Wahu operates Ghana’s first completely-knocked-down (CKD) assembly plant for electric two-wheelers, anchoring jobs, technical skills and supply-chain value at home. Its vehicles are field-validated under Ghanaian road, load and climate conditions.

Wahu is the first EV company in Africa — and the second in the world — to secure a landmark Paris Agreement Article 6 deal, a sovereign-grade carbon offtake agreement with Switzerland’s KliK Foundation. The company is led by founder and CEO Valerie Labi, who returned to Ghana to build the plant and co-authored Ghana’s Automotive Development Policy.

“This is not just a fleet of motorcycles — it is the infrastructure of local government, made Ghanaian, electric and intelligent, and it is only the beginning. We are giving every district the means to reach its citizens, grow its own revenue, and own a share of the climate value it creates.

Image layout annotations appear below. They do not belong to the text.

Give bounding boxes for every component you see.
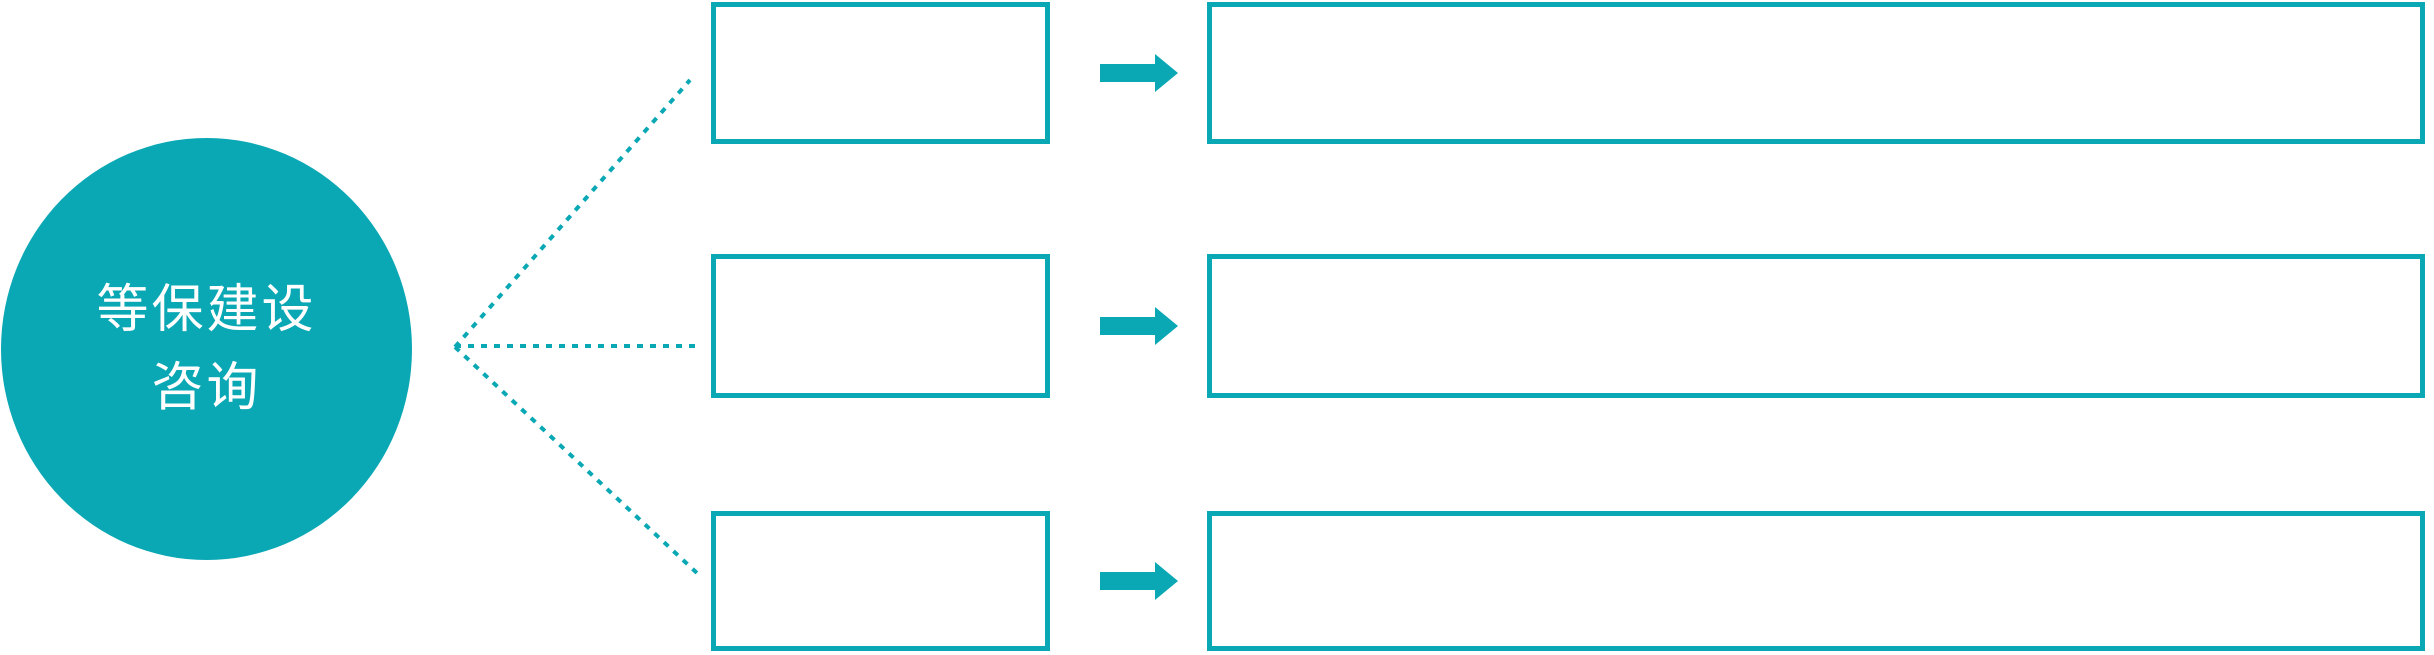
small-box-1 — [711, 2, 1050, 144]
root-node-circle: 等保建设 咨询 — [1, 138, 412, 560]
connector-top-dotted-line — [453, 78, 692, 349]
small-box-2 — [711, 254, 1050, 398]
large-box-1 — [1207, 2, 2425, 144]
large-box-3 — [1207, 511, 2425, 651]
root-label-line-1: 等保建设 — [96, 281, 317, 339]
arrow-right-icon — [1100, 562, 1178, 600]
arrow-right-icon — [1100, 307, 1178, 345]
root-node-label: 等保建设 咨询 — [96, 271, 316, 427]
arrow-right-icon — [1100, 54, 1178, 92]
connector-bottom-dotted-line — [453, 345, 700, 576]
root-label-line-2: 咨询 — [151, 359, 262, 417]
large-box-2 — [1207, 254, 2425, 398]
small-box-3 — [711, 511, 1050, 651]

Ghana is choosing to electrify first, capture the carbon revenue, and build the industry at home,”— Harry Yamson, Administrator, District Assemblies Common Fund, explained.

A platform to scale

The pilot sits within the DACF Grant Mobilisation Programme — the Fund’s vehicle for introducing new technologies with large-scale impact for Ghana. By giving every district a hands-on stake from day one, it builds the operational evidence base and the political coalition required for the stages that follow. A district that has run an eMoto for six months knows exactly what comes next.

About Wahu Mobility

Wahu Mobility is a Ghana-based electric two-wheeler manufacturer and e-mobility platform headquartered in Accra. Wahu designs and manufactures eBikes and eMotos, finances them through a path-to-ownership model, and operates Ghana’s first electric two-wheeler CKD assembly plant. It is the first EV company in Africa, and the second worldwide, to secure a landmark Article 6 carbon deal.